NATO diplomats confirmed Wednesday an in-principle agreement to end the freeze, sparked by Russia’s war with Georgia last August, in an effort to cement ties with Moscow despite lingering tensions.
A positive signal would give impetus to talks Friday between US Secretary of State Hillary Clinton and her Russian counterpart as Washington seeks to “reboot” relations plagued by discord over Iran and missile defence.
“The resumption of formal relations with Russia should be decided Thursday” at a meeting of NATO foreign ministers in Brussels, one diplomat told AFP.
“It is the basis of the political compromise that we have reached, there is an in-principle agreement,” another diplomat said, on condition of anonymity.
Official high-level talks between NATO and Russia — in the so-called NATO-Russia Council — have been on hold since August, but resumed informally in December.
The first official meeting could take place at the level of ministers after NATO’s 60th anniversary summit in early April, the diplomats said.
In an effort to ease the concerns of Georgia and Ukraine, both striving to join NATO in the face of Russian objections, the ministers will also meet Thursday with Georgian and Ukrainian representatives.
“The foreign ministers will meet with their Ukrainian and Georgian counterparts in the afternoon in the NATO-Ukraine and NATO-Georgia Commissions,” the first diplomat explained.
Russia’s envoy to NATO, Ambassador Dmitry Rogozin, welcomed the move on ties with Moscow.
“If the decision is taken tomorrow, we would be very satisfied. Our representatives could immediately discuss the concrete organisation of the next formal meeting,” he told AFP.
But he said: “I am convinced that we can hold it before the summit.”
Several nations have wanted to resume formal meetings of the NATO-Russia Council, which meets routinely among ambassadors, but also at ministerial and head of state and government level.
France, Germany, Italy, Norway and Spain maintain that the sanction against the key European energy supplier is counter-productive and have called for a de-freeze for months. Britain joined that position late last year.

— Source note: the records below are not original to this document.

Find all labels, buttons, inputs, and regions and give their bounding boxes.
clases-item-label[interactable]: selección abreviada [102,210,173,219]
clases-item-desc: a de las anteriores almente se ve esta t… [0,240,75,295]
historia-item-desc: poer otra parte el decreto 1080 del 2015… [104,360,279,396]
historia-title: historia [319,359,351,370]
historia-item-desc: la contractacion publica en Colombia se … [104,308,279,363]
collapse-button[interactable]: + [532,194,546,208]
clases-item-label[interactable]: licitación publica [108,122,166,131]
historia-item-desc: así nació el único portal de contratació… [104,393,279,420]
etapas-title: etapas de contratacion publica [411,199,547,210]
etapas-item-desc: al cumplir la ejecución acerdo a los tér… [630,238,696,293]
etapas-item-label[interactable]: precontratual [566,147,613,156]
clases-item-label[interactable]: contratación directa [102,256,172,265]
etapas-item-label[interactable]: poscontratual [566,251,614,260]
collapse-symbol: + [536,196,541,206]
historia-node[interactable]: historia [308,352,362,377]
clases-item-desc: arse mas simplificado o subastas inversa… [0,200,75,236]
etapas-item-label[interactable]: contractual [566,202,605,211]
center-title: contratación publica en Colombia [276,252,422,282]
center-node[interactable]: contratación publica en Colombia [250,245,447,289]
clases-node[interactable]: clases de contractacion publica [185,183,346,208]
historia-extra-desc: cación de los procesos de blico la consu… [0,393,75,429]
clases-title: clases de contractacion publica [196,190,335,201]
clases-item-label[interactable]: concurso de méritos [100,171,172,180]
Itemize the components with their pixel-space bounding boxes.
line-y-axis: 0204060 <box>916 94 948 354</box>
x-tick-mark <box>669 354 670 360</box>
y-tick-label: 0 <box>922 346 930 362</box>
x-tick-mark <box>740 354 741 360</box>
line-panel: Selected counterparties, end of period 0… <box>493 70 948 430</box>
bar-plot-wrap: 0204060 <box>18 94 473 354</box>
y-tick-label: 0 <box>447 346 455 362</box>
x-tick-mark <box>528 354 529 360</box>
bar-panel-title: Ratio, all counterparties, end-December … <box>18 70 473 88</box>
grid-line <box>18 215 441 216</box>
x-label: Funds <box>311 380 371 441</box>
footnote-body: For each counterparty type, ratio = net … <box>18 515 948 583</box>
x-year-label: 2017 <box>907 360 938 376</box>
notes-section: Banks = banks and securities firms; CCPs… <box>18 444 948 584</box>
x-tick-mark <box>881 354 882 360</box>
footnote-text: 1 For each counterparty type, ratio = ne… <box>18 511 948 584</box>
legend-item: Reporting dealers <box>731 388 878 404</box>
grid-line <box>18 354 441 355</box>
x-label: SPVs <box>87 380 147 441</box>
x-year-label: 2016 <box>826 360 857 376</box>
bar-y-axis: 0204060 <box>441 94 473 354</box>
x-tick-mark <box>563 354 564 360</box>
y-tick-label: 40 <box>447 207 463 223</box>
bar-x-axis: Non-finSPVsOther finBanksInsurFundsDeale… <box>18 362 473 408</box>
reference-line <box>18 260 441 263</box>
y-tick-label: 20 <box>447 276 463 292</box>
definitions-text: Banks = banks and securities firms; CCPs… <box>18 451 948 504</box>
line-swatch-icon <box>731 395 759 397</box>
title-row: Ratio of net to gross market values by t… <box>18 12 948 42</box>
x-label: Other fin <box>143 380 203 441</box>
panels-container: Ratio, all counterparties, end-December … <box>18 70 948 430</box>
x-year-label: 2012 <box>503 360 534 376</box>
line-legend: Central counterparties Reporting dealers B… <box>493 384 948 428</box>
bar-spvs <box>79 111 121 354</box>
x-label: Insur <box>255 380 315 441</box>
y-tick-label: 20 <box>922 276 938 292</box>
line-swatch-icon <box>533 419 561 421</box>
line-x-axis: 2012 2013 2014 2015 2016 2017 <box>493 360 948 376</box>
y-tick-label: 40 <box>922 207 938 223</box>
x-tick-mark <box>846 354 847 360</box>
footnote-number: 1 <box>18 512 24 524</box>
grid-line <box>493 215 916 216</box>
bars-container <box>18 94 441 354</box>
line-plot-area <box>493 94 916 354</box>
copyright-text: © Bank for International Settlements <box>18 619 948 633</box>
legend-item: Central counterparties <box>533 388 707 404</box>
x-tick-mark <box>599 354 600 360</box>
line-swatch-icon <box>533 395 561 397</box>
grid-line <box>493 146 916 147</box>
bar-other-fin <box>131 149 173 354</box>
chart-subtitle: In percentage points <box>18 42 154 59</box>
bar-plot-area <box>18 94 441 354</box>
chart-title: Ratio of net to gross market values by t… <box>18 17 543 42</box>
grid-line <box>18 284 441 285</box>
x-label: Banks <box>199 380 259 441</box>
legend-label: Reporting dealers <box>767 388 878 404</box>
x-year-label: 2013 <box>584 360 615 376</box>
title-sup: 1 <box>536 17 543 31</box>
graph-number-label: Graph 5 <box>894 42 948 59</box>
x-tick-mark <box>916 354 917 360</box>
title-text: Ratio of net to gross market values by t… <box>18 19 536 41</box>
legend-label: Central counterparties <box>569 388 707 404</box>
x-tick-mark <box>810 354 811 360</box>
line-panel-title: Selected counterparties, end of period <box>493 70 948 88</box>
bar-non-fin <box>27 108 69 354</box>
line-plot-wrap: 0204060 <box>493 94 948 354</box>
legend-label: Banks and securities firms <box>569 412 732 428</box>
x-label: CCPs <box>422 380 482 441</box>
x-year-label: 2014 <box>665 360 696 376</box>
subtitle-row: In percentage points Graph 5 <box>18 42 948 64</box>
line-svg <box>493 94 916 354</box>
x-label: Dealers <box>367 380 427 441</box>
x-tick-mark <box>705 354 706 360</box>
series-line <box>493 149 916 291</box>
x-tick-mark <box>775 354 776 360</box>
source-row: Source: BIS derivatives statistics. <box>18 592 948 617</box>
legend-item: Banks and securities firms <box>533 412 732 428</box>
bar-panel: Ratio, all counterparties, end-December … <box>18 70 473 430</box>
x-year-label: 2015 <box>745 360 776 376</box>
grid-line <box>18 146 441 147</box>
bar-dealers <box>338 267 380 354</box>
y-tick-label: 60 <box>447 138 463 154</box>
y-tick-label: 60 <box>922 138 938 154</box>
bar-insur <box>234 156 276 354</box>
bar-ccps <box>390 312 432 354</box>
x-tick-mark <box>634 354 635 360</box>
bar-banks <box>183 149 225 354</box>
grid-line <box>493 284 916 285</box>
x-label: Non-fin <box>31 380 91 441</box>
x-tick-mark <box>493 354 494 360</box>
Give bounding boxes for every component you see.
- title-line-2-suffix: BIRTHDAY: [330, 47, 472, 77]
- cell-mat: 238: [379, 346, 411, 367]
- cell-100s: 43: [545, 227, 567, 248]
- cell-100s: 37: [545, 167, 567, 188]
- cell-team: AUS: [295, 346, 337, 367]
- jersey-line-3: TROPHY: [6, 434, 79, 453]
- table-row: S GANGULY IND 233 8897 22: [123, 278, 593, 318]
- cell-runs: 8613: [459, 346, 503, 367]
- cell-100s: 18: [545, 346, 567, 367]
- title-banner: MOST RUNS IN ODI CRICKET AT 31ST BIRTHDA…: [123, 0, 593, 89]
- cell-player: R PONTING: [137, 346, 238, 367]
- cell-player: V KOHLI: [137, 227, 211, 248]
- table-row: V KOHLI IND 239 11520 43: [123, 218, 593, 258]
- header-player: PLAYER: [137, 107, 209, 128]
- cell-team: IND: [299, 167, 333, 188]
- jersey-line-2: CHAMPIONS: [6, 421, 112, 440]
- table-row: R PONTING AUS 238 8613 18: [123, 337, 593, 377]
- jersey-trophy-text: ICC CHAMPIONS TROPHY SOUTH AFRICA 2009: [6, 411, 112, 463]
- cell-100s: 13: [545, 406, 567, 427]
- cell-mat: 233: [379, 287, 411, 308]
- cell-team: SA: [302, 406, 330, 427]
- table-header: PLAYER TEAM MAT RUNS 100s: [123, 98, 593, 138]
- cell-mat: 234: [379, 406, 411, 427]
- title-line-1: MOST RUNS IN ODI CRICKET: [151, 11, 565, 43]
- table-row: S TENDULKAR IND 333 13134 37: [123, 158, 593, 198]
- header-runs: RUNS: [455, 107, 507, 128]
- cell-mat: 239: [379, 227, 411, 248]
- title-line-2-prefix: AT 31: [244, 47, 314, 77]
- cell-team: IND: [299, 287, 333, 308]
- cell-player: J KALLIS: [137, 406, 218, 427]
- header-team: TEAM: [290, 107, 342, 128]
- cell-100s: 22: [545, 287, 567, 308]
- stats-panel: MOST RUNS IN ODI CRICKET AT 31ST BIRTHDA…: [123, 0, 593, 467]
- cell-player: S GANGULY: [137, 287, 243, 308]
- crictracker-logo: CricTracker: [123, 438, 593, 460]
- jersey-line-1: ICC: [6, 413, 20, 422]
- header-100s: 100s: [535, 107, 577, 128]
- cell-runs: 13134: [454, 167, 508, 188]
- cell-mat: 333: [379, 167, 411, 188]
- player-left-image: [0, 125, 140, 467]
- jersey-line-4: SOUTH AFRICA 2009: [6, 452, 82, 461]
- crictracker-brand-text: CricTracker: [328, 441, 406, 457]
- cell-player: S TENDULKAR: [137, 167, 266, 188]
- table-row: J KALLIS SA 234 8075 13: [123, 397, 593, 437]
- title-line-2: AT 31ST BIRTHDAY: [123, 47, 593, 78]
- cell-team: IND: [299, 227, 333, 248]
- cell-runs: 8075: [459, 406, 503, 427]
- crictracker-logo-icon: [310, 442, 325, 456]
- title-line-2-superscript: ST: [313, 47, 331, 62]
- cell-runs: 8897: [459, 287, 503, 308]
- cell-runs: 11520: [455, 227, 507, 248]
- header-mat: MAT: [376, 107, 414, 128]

On Tuesday, US President Barack Obama revealed that he sent a long letter to his Russian counterpart in a bid to join forces on thorny issues like Iran, nuclear arms and missile defense, in a sign of a new detente.
A senior US official said resuming the forum would let NATO air concerns like those over Georgia while working with Russia on common fronts in Afghanistan, counter-terrorism and anti-piracy duties.
“We would see that as a vehicle both for seeking areas where we have common interests in working together but also for raising issues of difference, where we have some concerns,” the official said Monday.
“We continue to have concerns about Russia’s approach to Georgia,” he said, but underlined that the NATO allies “need to seek a more constructive relationship with Russia.”
However, NATO takes its decisions unanimously, and any of its 26 members could torpedo a deal, with some eastern European states like the Czech Republic as well as Canada, which has a big Georgian community, cool on such a move.
On December 2, the ministers tasked NATO Secretary General Jaap de Hoop Scheffer to explore whether official high-level ties could resume, and he will report back his findings on Thursday.
NATO-Russia ties have also been tense over independence for the Serbian province of Kosovo, where NATO leads a peacekeeping force, and Moscow has threatened to counter the extension into Europe of a US missile shield.